I had a Class C Jamboree that was a white knuckle E ticket ride, exactly the same as you are describing. I drove it that way for 15 years, knowing that my DW would never get behind the wheel, nor would I want her to. Then, finally, I weighed it, front & rear. My front tires were over-inflated for the weight I was actually carrying. Adjusted the tire pressure and it was a day & night difference. Suddenly, I could relax and drive with one hand. I could actually eat a burger while going down the road. I kicked myself for actually driving it for 15 years before easily "fixing" what was wrong for only $10 (the cost of the weigh station).

I just recently bought a 2004 Class A; dealer installed brand new tires. First trip, while not as bad as my previous class C, it WAS similar, swaying back & forth and difficult to keep going straight down the road, particularly over 60mph. Immediately went down and weighed it, all 4 corners. Front tire pressure was at least 10psi higher than it needed to be based on actual weight and the tire manufacturer's chart. Dropped that front tire pressure, and solved the issue.

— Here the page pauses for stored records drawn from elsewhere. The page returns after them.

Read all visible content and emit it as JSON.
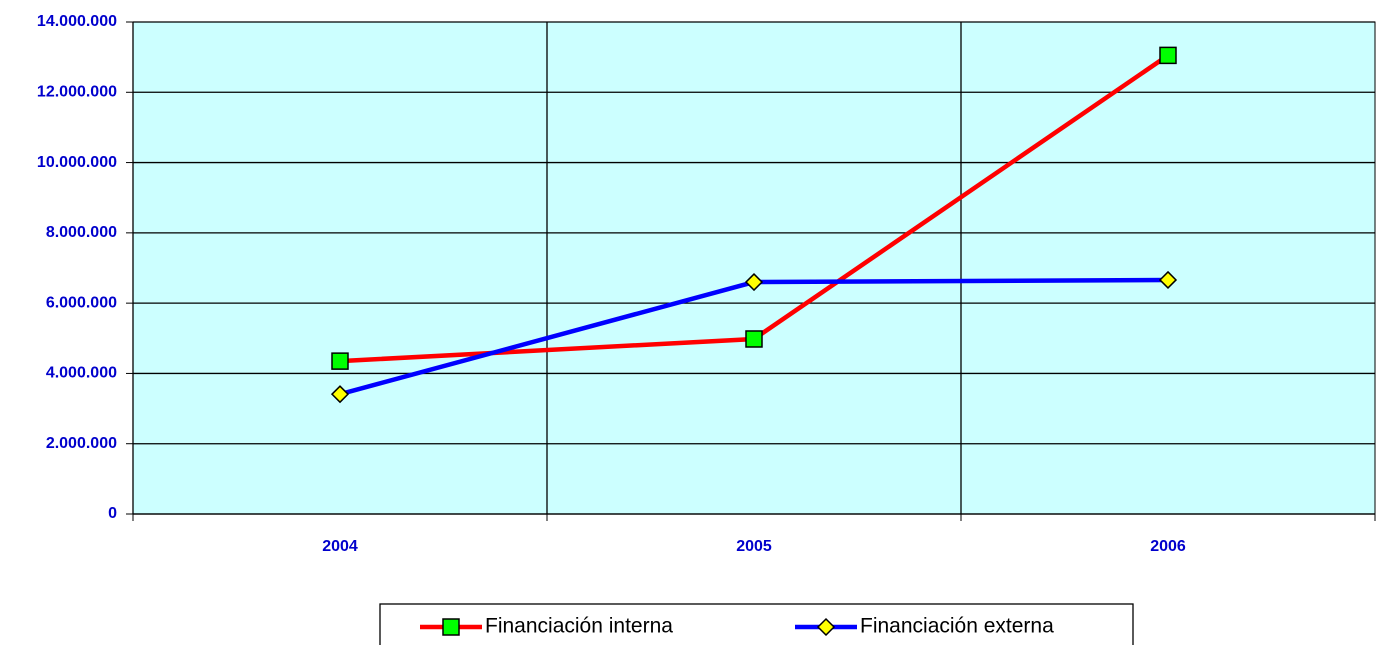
{
  "chart_data": {
    "type": "line",
    "categories": [
      "2004",
      "2005",
      "2006"
    ],
    "series": [
      {
        "name": "Financiación interna",
        "color": "#ff0000",
        "marker_color": "#00ff00",
        "marker": "square",
        "values": [
          4350000,
          4980000,
          13050000
        ]
      },
      {
        "name": "Financiación externa",
        "color": "#0000ff",
        "marker_color": "#ffff00",
        "marker": "diamond",
        "values": [
          3410000,
          6600000,
          6660000
        ]
      }
    ],
    "ylim": [
      0,
      14000000
    ],
    "yticks": [
      0,
      {
        "value": 2000000,
        "label": "2.000.000"
      },
      {
        "value": 4000000,
        "label": "4.000.000"
      },
      {
        "value": 6000000,
        "label": "6.000.000"
      },
      {
        "value": 8000000,
        "label": "8.000.000"
      },
      {
        "value": 10000000,
        "label": "10.000.000"
      },
      {
        "value": 12000000,
        "label": "12.000.000"
      },
      {
        "value": 14000000,
        "label": "14.000.000"
      }
    ],
    "grid": true,
    "background": "#ccffff",
    "legend": "bottom"
  }
}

I pooh-poohed the idea that tire pressure could make that big of a difference for 15 years. Now I know better. An RV is nothing like a car or truck; tire pressure can and will make a huge difference in handling. Before you do anything like trac-bars, shocks, sway bars, etc...IGNORE THE TIRE PRESSURES LISTED ON THE DRIVER DOOR TAG; WEIGH YOUR COACH AND ADJUST YOUR TIRE PRESSURE ACCORDINGLY. Then and only then start making mechanical upgrades/changes if still necessary.